Last updated 2003-12-01 11:19:27 EST
Doc Title Image Class Data Requirements
Author 1 Weise, John
CVS Revision $Revision: 1.6 $
Image Class Data Requirements

Each collection used in the Image Services system must have a unique abbreviation. The abbreviation is used in many places in the system.


Unique (across all classes) collection abbreviation (lowercase alphabetic characters, only)

Long collection name


Museum of Art


Special Collections Library


French Architecture

Each record must minimally have fields of the following type:


Unique identification of the record within the collection

Image Filename(s)

The image filename including (master) filename extension. This may be a repeating field. (Not required if there are no images)

Image Caption(s)

Describes the specific view depicted in the image file. If the Image Filename field is repeating, then the Image Caption field(s) may be repeating also (though it is not a requirement). There may be multiple image caption fields. In many cases, and especially when there is only one image file per record, many or all of the fields of the record might be considered "caption" fields. In such a case it usually works best to consider only the fields that describe the view depicted in the image to be caption fields. For example, a good caption field would be one that has data similar to "view from the south" or "verso" or "aerial view".

Remember, this document is about minimal requirements. Please read Image Class - Mapping Image Structures for full coverage of image file topics.


Requirements for identifiers loosened up with DLXS 10. The Image Class DTD was changed to allow a wider range of characters in IDs. Previously there were significant limitations on the characters that are allowed within SGML IDs. Unique record IDs in image databases can take many different forms and include many different characters. Even though a wider range of chanracters are allowed, the provided script ("idb") for preparing Image Class data continues to filter illegal SGML ID characters into legal logical representations of the character in order to ensure legal SGML IDs. This practice has continued in order to maintain backward compatability for databases that pre-existed the change.

Image Class uses the right square bracket "]" as a delimeter within ids which are a concatenation of the record ID and the image filename (when present). Other use of the square bracket in IDs and filenames is therefore problematic.

About Images

A database does not have to have digital images associated with it. It is acceptable for a database to not have an Image Filename field.

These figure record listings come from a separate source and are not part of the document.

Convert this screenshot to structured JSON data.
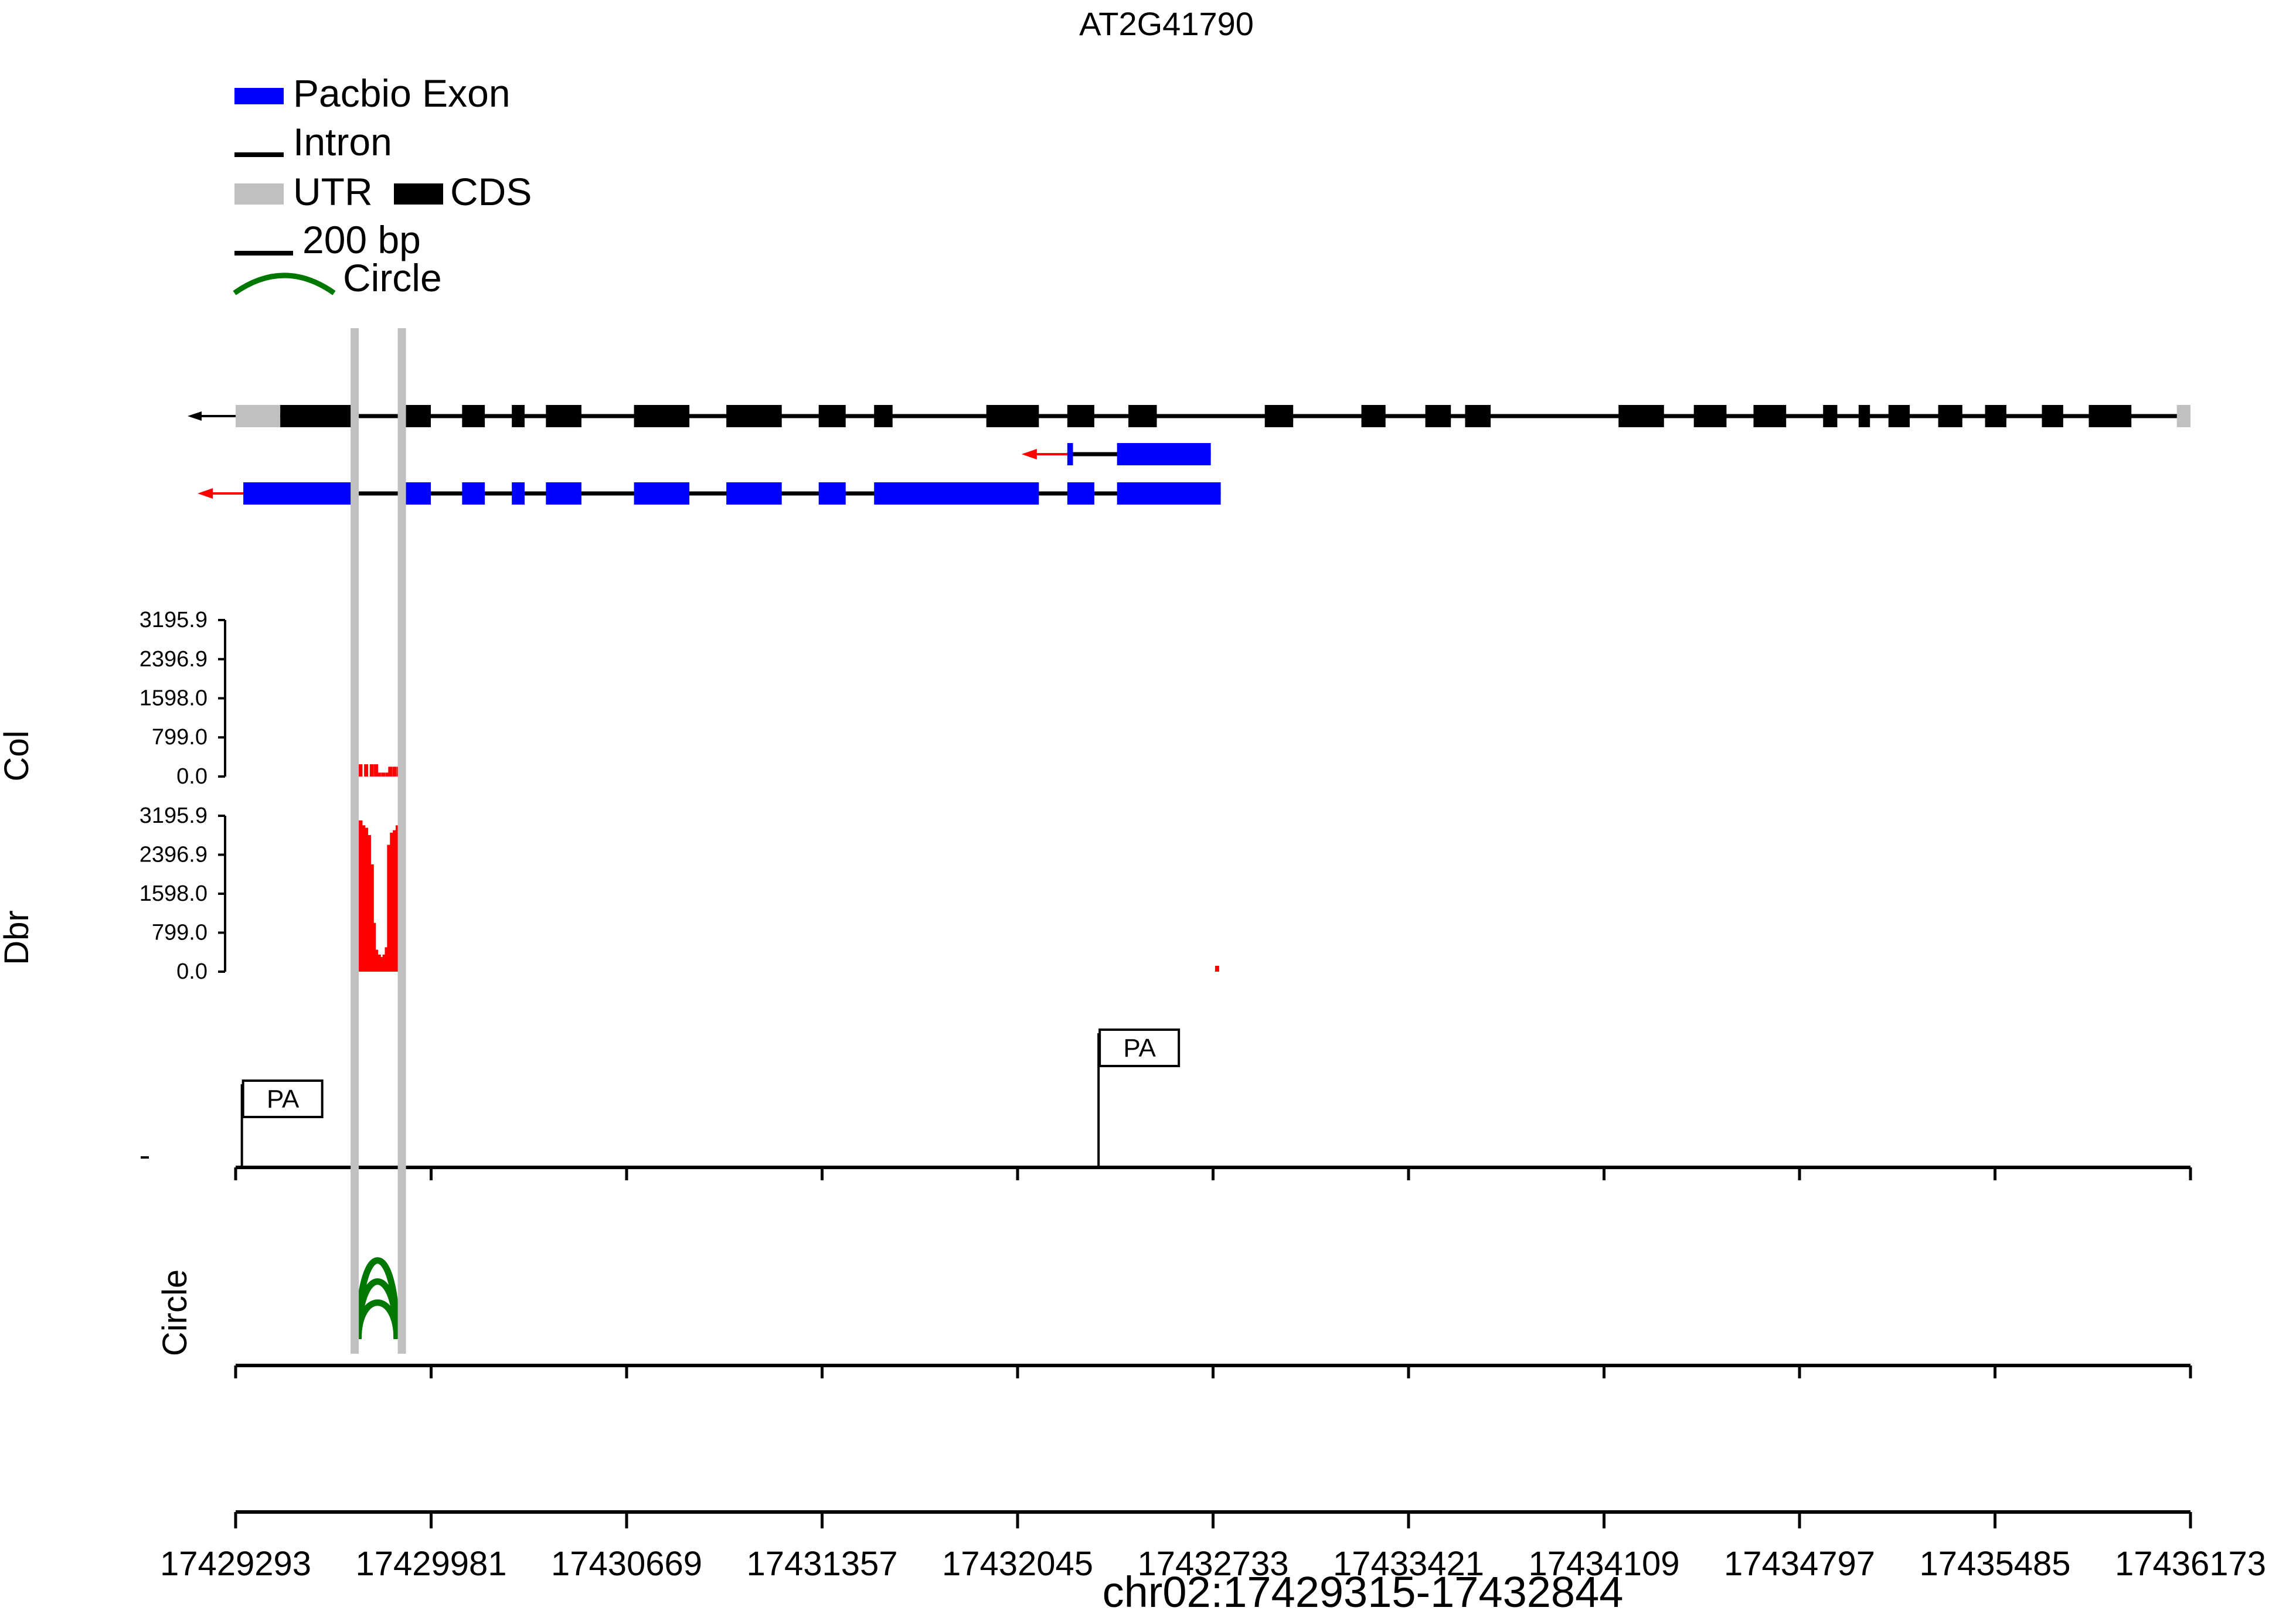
{
  "chart_data": {
    "type": "genome_track",
    "title": "AT2G41790",
    "xlabel": "chr02:17429315-17432844",
    "xlim": [
      17429293,
      17436173
    ],
    "xticks": [
      "17429293",
      "17429981",
      "17430669",
      "17431357",
      "17432045",
      "17432733",
      "17433421",
      "17434109",
      "17434797",
      "17435485",
      "17436173"
    ],
    "legend": {
      "exon": "Pacbio Exon",
      "intron": "Intron",
      "utr": "UTR",
      "cds": "CDS",
      "scale": "200 bp",
      "circle": "Circle"
    },
    "colors": {
      "exon": "#0000ff",
      "intron": "#000000",
      "utr": "#c0c0c0",
      "cds": "#000000",
      "coverage": "#ff0000",
      "circle": "#007700",
      "arrow": "#ff0000",
      "highlight": "#c0c0c0"
    },
    "strand": "minus",
    "highlight_region": [
      17429712,
      17429878
    ],
    "gene_model": {
      "utr": [
        [
          17429293,
          17429450
        ],
        [
          17436125,
          17436173
        ]
      ],
      "cds": [
        [
          17429450,
          17429700
        ],
        [
          17429880,
          17429980
        ],
        [
          17430090,
          17430170
        ],
        [
          17430265,
          17430310
        ],
        [
          17430385,
          17430510
        ],
        [
          17430695,
          17430890
        ],
        [
          17431020,
          17431215
        ],
        [
          17431345,
          17431440
        ],
        [
          17431540,
          17431605
        ],
        [
          17431935,
          17432120
        ],
        [
          17432220,
          17432315
        ],
        [
          17432435,
          17432535
        ],
        [
          17432915,
          17433015
        ],
        [
          17433255,
          17433340
        ],
        [
          17433480,
          17433570
        ],
        [
          17433620,
          17433710
        ],
        [
          17434160,
          17434320
        ],
        [
          17434425,
          17434540
        ],
        [
          17434635,
          17434750
        ],
        [
          17434880,
          17434930
        ],
        [
          17435005,
          17435045
        ],
        [
          17435110,
          17435185
        ],
        [
          17435285,
          17435370
        ],
        [
          17435450,
          17435525
        ],
        [
          17435650,
          17435725
        ],
        [
          17435815,
          17435965
        ]
      ]
    },
    "isoforms": [
      {
        "exons": [
          [
            17432220,
            17432240
          ],
          [
            17432395,
            17432725
          ]
        ]
      },
      {
        "exons": [
          [
            17429320,
            17429700
          ],
          [
            17429880,
            17429980
          ],
          [
            17430090,
            17430170
          ],
          [
            17430265,
            17430310
          ],
          [
            17430385,
            17430510
          ],
          [
            17430695,
            17430890
          ],
          [
            17431020,
            17431215
          ],
          [
            17431345,
            17431440
          ],
          [
            17431540,
            17432120
          ],
          [
            17432220,
            17432315
          ],
          [
            17432395,
            17432760
          ]
        ]
      }
    ],
    "tracks": [
      {
        "name": "Col",
        "yticks": [
          "3195.9",
          "2396.9",
          "1598.0",
          "799.0",
          "0.0"
        ],
        "ylim": [
          0,
          3195.9
        ],
        "coverage": [
          [
            17429725,
            250
          ],
          [
            17429745,
            250
          ],
          [
            17429765,
            250
          ],
          [
            17429780,
            250
          ],
          [
            17429790,
            80
          ],
          [
            17429805,
            80
          ],
          [
            17429820,
            80
          ],
          [
            17429830,
            200
          ],
          [
            17429845,
            200
          ],
          [
            17429860,
            200
          ]
        ]
      },
      {
        "name": "Dbr",
        "yticks": [
          "3195.9",
          "2396.9",
          "1598.0",
          "799.0",
          "0.0"
        ],
        "ylim": [
          0,
          3195.9
        ],
        "coverage": [
          [
            17429725,
            3100
          ],
          [
            17429735,
            3000
          ],
          [
            17429745,
            2950
          ],
          [
            17429755,
            2800
          ],
          [
            17429765,
            2200
          ],
          [
            17429772,
            1000
          ],
          [
            17429780,
            450
          ],
          [
            17429790,
            350
          ],
          [
            17429800,
            300
          ],
          [
            17429810,
            350
          ],
          [
            17429818,
            500
          ],
          [
            17429826,
            2600
          ],
          [
            17429836,
            2850
          ],
          [
            17429846,
            2900
          ],
          [
            17429856,
            3000
          ],
          [
            17429866,
            3150
          ],
          [
            17432740,
            120
          ]
        ]
      }
    ],
    "pa_sites": [
      {
        "label": "PA",
        "pos": 17429315,
        "level": 1
      },
      {
        "label": "PA",
        "pos": 17432330,
        "level": 2
      }
    ],
    "circle_track": {
      "name": "Circle",
      "arcs": [
        [
          17429725,
          17429860,
          1
        ],
        [
          17429725,
          17429860,
          2
        ],
        [
          17429725,
          17429860,
          3
        ]
      ]
    }
  }
}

Any given record in a database may have 0, 1 or multiple image files associated with it.

Other Fields

Typically there are many other fields in a database. This is allowed.

Field Names

Each field is given an abbreviation and label in Image Class. The abbreviation must be a legal MySQL field name. The label can contain ASCII Latin 1 characters.

Multiple Uses

In some cases a field has potential to serve multiple requirements. In the most extreme example, a database might have just one field, "ID". The ID might also be the Image Filename, and the Image Caption. Of course this would not likely be very useful for searching, but it makes the point. The more common example is where image files are named by accession number. It is acceptable for a single field to serve more than one of the minimal field requirements, however it is absolutely critical for there to be no ambiguity in the use of the field for multiple purposes. For example, if data in an accession number field are to be used for filenames as well, then the actual image files must be named exactly as the accession numbers. Use of IDs as filenames is becoming less feasible as Image Class gains support for new media formats. It is a good idea to have separate ID and image filename fields, and theimage filenames should include extensions. The extension should match the master image file format, which may be different than the format used on the server.

Character Sets

All characters in the database must be 8-bit ISO 8859 Latin 1 characters. For some collections this may be rather restrictive. At this time, characters that are not compliant with the standard will be converted to "?" (a question mark character) and not searchable properly. They also will not display properly (the question mark character will display as a place holder). Some characters may slip through the filters and generate errors at the time of SGML validation, though in most cases the errors may be ignored with the understanding that search, retrieval and display will be affected. Sometime your only choice is to ignore the errors if it is not possible to determine what the appropriate character should be.